Your responsibilities are to:
1. **Prioritize metadata CSV files** (data dictionaries and context files) when interpreting column names, values, and definitions. Always use the most current metadata available in the input.
2. **Use data CSV files** as the primary source for analysis, filtering, and aggregation.
3. **Answer user questions** using plain language. When appropriate, include visualizations (e.g., charts, tables) to support your insights.
4. **Ask clarifying questions** when the user's query is ambiguous or lacks necessary detail. For example:
- “Which cohort years should be included?”
- “What student population should be analyzed (e.g., first-time, transfer-in)?”
- “What do you mean by performance—grades, GPA, or retention?”

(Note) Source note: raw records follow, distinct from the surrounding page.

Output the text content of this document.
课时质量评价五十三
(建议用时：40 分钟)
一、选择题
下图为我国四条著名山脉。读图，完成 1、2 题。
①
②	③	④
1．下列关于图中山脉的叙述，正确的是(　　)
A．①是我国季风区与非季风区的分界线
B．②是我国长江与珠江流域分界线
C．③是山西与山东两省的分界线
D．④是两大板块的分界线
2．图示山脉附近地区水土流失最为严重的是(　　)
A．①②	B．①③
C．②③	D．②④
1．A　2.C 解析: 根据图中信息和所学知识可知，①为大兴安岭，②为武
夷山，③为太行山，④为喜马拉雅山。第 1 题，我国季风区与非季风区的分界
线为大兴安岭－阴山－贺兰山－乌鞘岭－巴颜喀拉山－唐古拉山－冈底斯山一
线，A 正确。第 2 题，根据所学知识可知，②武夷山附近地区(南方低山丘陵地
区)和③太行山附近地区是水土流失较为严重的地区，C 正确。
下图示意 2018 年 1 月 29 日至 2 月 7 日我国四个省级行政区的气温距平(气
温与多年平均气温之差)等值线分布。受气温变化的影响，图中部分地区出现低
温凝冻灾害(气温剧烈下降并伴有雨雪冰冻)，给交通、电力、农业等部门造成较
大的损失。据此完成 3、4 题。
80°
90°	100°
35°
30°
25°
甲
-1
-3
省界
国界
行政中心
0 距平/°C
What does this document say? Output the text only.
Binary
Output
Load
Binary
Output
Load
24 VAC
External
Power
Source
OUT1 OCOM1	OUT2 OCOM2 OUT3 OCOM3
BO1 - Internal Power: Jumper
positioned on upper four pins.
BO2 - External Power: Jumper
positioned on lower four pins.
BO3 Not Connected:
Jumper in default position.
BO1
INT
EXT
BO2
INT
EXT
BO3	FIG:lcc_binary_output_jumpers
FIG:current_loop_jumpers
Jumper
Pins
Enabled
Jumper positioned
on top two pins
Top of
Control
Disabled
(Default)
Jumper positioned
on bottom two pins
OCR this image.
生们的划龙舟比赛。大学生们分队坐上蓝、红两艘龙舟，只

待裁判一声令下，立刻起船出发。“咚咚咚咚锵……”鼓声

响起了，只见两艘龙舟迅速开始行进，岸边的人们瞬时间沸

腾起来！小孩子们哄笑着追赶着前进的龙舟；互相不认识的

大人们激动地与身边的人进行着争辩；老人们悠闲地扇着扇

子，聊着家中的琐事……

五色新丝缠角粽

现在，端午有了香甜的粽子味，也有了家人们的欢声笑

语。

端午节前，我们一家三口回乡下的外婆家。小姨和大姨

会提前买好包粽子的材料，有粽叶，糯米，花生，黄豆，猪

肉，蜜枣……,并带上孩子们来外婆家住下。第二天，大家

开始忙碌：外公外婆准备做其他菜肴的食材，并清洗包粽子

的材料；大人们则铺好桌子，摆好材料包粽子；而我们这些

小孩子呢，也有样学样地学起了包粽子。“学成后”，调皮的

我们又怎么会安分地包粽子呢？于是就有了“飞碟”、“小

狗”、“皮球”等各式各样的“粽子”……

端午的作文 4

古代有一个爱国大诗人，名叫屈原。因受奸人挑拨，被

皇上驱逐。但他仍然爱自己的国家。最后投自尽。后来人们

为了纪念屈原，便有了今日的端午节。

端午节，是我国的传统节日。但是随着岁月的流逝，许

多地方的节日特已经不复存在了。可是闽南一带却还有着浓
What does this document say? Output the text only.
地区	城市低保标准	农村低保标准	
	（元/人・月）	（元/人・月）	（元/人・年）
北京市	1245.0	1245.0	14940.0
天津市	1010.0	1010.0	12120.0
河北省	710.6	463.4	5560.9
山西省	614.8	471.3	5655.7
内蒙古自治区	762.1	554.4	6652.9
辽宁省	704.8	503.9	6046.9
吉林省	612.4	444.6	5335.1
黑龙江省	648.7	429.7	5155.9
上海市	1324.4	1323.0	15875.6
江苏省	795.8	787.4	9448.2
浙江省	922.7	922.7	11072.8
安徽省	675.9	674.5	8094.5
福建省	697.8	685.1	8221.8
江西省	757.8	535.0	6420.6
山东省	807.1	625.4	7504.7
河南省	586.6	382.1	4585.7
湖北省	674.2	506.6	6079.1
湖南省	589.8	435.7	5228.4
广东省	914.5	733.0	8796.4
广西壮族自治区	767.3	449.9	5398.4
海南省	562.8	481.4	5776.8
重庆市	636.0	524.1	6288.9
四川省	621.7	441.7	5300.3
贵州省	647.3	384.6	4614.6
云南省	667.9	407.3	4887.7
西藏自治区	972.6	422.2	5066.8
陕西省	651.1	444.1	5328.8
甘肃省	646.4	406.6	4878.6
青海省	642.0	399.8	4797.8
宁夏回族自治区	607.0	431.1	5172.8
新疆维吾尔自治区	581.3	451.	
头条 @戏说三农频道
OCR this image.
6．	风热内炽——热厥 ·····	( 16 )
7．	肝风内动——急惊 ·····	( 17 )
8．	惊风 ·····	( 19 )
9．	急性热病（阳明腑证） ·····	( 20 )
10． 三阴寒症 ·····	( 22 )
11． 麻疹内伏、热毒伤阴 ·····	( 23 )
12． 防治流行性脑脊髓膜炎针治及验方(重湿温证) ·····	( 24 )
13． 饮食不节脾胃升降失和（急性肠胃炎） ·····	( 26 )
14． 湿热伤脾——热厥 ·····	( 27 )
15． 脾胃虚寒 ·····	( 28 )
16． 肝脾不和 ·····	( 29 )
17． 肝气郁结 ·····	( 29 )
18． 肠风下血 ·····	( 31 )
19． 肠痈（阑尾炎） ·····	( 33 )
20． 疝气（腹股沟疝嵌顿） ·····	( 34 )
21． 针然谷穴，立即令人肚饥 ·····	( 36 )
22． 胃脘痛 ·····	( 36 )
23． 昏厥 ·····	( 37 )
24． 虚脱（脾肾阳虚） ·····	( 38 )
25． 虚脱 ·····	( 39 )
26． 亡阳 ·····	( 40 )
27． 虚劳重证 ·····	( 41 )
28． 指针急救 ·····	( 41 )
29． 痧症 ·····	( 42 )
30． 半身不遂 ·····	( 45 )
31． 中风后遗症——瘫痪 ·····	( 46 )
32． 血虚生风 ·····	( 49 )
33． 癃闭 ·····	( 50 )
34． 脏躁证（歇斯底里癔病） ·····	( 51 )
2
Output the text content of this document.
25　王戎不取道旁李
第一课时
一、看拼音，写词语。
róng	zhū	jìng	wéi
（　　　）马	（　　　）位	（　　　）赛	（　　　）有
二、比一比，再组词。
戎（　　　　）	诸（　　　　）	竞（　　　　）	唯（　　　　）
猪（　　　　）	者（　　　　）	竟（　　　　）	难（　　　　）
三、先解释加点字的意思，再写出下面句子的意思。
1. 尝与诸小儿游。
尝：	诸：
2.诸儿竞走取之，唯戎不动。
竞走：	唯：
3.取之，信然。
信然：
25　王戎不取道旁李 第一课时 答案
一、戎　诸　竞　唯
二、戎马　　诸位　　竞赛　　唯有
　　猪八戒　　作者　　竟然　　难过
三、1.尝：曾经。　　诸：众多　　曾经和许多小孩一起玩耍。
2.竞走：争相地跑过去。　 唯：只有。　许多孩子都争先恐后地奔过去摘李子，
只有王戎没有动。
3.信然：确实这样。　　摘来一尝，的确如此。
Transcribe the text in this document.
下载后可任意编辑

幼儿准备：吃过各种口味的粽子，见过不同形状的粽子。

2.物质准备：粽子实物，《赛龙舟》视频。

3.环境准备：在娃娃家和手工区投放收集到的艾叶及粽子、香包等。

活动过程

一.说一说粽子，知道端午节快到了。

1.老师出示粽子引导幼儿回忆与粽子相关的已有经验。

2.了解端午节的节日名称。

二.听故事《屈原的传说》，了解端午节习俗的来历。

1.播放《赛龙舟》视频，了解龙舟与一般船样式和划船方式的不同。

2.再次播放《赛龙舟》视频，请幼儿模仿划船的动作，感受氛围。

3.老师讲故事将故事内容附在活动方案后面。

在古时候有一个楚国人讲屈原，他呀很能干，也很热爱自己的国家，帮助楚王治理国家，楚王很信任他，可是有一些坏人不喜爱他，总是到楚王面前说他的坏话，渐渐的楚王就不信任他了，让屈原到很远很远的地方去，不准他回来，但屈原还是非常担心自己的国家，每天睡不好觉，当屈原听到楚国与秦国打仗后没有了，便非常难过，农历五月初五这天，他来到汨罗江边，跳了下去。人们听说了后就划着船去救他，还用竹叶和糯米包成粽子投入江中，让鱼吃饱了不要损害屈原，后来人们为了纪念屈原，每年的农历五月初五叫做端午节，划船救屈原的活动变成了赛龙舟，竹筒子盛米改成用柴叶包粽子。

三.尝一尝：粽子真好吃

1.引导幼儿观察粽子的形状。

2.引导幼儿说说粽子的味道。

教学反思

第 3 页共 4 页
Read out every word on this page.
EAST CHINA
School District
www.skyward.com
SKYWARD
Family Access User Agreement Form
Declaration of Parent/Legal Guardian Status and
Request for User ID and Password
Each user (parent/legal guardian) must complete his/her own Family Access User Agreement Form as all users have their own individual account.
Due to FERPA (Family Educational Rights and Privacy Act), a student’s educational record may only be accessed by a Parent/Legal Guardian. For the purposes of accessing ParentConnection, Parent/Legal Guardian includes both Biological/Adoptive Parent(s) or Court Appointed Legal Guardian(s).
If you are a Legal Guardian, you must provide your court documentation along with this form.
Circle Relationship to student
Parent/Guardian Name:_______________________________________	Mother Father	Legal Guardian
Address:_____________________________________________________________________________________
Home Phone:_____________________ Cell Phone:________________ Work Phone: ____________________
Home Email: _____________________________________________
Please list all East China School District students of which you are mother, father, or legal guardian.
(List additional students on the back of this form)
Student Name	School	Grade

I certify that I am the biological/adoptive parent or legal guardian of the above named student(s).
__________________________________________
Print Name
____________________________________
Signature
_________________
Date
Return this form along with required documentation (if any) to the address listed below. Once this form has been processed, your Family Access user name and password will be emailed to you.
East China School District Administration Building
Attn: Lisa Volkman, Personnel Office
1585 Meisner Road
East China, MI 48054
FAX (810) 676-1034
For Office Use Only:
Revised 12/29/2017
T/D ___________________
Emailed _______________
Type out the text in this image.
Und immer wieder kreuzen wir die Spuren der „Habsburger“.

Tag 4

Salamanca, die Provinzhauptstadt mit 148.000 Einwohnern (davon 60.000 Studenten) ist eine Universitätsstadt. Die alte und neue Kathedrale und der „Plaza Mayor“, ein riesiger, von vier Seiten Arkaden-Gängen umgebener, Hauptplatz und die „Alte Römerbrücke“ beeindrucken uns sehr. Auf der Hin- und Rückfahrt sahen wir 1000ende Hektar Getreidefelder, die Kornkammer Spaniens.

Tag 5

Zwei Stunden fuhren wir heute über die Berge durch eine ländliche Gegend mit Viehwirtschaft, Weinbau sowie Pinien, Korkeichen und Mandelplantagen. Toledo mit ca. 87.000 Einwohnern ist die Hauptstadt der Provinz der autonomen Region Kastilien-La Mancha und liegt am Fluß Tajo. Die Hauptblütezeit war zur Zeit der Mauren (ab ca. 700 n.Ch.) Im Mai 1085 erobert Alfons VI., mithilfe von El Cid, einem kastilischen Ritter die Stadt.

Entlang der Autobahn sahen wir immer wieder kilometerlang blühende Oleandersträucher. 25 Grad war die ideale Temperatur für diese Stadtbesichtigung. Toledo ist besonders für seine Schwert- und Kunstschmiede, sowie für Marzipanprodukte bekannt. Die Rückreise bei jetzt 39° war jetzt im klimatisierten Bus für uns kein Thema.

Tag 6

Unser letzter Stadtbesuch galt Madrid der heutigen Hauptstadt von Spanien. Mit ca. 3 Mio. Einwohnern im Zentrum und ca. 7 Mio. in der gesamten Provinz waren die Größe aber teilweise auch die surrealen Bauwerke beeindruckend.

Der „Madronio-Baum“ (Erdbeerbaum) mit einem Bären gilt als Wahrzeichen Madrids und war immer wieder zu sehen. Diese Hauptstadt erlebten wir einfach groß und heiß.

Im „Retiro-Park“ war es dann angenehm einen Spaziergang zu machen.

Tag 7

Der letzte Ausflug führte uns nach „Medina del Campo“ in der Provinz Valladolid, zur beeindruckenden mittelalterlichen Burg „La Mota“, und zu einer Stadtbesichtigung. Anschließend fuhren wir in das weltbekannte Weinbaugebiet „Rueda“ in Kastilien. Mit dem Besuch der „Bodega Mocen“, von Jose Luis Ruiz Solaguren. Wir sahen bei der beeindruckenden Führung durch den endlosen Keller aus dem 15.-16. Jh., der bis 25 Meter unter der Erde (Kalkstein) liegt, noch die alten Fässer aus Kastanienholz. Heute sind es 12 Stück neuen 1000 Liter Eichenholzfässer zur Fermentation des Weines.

5. **If a question cannot be answered**, respond with:
- A clear explanation of why the question cannot be answered.
- A list of the specific data or clarifications needed to proceed.
You should be able to handle questions such as:
- “What is the average GPA of students who took a Math gateway course in their first academic year?”
- “What percentage of first-generation students have D/F grades or withdraw?”
- “Which 100-level courses do students struggle with the most?”
Always be transparent about your assumptions and the data used in your analysis. If a question involves complex joins or filters, describe the logic used to arrive at the answer. Your analysis should be grounded in the definitions and logic provided by the metadata CSV files.